In unserer Zeit werden uns vielleicht stärker denn je
die beiden Pole bewusst, zwischen denen wir uns bewegen
und die vielleicht auch in uns selbst lebendig sind:
auf der einen Seite der Ruf nach Entscheidungen und Richtlinien,
so dass ich meine Verantwortung gut an andere abgeben kann.
In gläubiger Perspektive ist das die Bitte an Gott,
er möge eingreifen, er möge verändern, er möge es richten.
Auf der anderen Seite steht die volle Eigenverantwortlichkeit,
die uns auch schwer an der Last falscher Entscheidungen tragen lässt.
Sie liefert den religiösen Hintergrund dafür,
dass Jesus uns immer wieder
die Notwendigkeit der Vergebung und der Vergebungsbitte nahelegt.

Wenn Johannes den Propheten Jesaja zitiert: „Macht gerade seine Straßen“
ist es der Aufruf, die Ärmel hochzukrempeln
und Verantwortung zu übernehmen.
Wir haben das Kommen Gottes nicht in der Hand,
aber wir haben es in der Hand,
wie und unter welchen Umständen Er uns antreffen kann.

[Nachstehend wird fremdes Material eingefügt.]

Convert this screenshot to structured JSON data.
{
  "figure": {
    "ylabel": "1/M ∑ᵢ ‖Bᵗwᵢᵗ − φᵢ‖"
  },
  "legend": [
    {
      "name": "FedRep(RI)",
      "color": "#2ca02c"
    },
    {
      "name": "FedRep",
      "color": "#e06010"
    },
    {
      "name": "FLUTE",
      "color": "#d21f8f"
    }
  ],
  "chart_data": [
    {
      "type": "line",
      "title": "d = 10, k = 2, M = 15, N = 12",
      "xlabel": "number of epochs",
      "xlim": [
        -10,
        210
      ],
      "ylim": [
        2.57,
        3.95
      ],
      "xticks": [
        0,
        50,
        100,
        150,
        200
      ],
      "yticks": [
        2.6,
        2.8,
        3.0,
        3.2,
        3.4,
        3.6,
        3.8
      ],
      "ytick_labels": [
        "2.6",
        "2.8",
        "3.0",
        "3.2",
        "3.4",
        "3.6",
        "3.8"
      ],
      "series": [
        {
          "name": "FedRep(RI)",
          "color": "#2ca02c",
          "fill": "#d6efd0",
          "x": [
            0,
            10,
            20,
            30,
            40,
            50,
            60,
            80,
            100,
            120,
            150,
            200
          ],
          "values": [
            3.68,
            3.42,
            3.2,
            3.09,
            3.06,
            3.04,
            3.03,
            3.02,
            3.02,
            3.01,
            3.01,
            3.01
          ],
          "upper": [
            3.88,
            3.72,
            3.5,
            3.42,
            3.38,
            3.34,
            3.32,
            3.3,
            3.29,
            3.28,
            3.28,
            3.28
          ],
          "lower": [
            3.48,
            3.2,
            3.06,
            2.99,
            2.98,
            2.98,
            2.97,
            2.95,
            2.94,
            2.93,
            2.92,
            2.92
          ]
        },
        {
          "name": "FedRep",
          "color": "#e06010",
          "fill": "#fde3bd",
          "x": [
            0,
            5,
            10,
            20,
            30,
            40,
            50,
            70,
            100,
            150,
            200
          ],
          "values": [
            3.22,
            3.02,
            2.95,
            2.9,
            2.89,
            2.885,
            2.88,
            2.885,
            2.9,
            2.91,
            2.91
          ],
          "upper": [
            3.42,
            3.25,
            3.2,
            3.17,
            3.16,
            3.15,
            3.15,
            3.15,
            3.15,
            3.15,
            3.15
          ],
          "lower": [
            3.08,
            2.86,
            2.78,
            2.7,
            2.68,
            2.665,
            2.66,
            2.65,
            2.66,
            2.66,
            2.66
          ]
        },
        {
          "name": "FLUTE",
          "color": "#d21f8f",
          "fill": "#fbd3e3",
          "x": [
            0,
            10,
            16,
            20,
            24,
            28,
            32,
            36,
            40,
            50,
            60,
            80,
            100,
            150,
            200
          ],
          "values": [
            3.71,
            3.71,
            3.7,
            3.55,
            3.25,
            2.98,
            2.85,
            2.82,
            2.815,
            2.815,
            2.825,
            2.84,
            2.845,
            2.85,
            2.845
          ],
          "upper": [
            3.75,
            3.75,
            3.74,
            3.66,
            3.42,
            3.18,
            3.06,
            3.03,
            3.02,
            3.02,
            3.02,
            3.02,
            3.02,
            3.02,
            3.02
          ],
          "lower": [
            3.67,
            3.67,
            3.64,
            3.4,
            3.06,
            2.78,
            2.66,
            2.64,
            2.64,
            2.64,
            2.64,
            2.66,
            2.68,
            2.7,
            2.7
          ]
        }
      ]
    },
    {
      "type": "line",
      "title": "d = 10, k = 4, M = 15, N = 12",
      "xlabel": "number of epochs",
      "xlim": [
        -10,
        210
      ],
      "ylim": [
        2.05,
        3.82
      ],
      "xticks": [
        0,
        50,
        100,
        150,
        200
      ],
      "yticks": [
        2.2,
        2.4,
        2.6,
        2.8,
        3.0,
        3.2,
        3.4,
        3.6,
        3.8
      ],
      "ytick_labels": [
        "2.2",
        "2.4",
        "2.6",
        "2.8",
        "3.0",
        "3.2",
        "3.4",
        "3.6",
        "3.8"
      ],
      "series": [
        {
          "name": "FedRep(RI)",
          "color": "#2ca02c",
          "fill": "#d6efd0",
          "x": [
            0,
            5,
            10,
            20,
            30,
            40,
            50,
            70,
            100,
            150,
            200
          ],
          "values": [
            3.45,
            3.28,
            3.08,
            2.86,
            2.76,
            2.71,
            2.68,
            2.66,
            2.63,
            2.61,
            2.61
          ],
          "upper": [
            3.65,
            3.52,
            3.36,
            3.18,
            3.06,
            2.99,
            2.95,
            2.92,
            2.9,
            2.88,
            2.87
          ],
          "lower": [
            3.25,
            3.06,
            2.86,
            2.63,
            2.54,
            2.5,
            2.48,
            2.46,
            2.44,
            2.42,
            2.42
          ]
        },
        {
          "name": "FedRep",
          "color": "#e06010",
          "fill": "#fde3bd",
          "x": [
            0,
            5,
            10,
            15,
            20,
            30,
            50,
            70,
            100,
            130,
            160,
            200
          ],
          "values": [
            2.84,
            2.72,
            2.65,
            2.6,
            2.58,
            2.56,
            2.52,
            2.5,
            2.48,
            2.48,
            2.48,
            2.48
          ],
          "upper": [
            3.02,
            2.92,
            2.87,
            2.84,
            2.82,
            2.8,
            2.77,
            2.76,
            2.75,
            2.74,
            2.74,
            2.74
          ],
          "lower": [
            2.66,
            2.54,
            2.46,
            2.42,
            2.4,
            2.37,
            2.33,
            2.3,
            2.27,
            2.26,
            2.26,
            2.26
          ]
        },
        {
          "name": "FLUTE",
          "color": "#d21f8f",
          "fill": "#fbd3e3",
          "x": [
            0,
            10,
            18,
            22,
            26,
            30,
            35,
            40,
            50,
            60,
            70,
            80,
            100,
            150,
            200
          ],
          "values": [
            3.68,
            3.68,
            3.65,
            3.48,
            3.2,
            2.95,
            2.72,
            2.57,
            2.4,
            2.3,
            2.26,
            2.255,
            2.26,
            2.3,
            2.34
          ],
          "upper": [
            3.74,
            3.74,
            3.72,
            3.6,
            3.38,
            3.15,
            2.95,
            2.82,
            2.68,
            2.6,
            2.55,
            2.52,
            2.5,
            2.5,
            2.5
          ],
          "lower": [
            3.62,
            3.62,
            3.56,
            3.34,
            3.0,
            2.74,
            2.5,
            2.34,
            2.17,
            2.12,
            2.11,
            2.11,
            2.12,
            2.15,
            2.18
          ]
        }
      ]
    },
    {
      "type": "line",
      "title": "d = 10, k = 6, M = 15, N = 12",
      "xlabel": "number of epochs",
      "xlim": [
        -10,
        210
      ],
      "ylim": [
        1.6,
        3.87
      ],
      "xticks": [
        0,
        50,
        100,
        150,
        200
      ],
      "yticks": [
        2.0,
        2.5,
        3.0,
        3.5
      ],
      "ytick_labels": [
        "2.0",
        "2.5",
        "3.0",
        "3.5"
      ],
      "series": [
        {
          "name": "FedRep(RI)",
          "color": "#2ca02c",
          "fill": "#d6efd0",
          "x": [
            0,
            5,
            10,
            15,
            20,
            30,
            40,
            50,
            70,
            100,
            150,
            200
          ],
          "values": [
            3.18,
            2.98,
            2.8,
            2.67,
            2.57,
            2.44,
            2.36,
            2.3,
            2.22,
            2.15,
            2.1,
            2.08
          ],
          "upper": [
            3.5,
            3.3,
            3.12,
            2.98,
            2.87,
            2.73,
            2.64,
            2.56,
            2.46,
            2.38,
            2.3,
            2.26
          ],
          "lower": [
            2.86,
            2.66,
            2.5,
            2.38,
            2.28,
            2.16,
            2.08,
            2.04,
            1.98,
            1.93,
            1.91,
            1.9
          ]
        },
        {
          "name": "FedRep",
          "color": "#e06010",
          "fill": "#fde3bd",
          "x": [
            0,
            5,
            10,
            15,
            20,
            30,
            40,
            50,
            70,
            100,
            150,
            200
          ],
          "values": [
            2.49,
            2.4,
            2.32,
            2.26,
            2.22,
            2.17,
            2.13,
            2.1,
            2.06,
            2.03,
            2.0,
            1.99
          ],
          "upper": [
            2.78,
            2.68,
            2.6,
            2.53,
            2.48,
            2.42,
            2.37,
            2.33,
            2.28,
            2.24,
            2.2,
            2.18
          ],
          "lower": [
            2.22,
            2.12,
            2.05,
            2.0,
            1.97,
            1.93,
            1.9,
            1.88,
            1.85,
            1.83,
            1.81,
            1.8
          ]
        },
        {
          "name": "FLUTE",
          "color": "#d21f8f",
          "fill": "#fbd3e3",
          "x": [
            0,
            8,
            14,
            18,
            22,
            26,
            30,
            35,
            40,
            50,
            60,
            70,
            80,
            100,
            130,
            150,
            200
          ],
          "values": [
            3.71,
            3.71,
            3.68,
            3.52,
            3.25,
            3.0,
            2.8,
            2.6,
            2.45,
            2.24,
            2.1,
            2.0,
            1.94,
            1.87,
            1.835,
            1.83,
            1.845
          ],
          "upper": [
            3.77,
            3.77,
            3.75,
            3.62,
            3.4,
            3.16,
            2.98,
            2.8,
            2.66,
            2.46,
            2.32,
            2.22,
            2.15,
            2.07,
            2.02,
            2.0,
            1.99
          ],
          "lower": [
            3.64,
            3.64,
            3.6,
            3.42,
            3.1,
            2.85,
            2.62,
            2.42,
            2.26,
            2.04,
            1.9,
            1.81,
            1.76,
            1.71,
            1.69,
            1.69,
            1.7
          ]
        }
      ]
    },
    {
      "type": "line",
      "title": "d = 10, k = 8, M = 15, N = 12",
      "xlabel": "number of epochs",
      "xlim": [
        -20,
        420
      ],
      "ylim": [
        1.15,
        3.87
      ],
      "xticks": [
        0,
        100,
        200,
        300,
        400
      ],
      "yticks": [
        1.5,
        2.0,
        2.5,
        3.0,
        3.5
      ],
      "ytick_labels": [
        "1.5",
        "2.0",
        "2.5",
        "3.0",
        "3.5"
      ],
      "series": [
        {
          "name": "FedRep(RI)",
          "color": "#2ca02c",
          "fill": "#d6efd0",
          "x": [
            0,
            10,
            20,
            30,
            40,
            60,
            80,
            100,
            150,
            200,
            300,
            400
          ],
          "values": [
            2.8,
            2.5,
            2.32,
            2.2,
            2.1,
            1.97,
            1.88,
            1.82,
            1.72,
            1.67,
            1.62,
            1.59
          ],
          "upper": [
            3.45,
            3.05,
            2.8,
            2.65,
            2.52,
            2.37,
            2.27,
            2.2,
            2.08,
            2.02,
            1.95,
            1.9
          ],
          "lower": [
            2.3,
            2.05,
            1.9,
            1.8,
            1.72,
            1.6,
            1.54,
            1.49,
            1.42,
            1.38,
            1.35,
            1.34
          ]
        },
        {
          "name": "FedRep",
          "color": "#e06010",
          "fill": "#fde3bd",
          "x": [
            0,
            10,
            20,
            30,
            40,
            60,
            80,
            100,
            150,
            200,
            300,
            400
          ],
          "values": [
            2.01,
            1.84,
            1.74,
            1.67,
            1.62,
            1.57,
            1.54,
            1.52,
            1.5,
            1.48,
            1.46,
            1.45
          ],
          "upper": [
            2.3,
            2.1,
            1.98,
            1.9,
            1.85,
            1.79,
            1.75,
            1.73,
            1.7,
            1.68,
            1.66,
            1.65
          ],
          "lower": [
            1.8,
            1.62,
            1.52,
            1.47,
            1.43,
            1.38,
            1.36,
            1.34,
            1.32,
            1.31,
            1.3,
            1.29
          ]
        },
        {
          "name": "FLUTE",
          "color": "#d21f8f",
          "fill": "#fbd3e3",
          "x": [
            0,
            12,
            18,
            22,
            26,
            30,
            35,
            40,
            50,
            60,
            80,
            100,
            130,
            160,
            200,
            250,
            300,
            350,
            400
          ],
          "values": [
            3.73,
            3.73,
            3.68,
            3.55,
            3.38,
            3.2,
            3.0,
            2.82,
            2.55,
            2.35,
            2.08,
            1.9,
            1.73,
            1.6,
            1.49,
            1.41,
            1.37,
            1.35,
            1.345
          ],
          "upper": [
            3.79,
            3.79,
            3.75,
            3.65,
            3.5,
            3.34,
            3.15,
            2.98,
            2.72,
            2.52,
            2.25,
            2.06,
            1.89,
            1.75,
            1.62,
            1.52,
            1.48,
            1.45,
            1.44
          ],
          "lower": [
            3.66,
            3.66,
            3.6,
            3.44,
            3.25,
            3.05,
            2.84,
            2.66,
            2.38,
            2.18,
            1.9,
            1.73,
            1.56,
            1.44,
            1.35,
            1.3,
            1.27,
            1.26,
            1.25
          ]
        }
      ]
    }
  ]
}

Wir können etwas tun und werden in diesem Tun zu Mitarbeitenden Gottes,
wir legen die Kinderschuhe ab.
„Macht gerade seine Straßen“ heißt dann: tu das dir Mögliche.

Zwei Pole einer Ellipse erzeugen die Spannung, in der wir leben:
eigenverantwortliches Handeln
aber auch die Einsicht, nicht alles überblicken zu können.
Und auf unser Glaubensleben hin –
natürlich jenseits aller geschlechtlichen Identität:
Gott ist uns Vater und gleichzeitig sind wir Ihm Partnerinnen und Partner.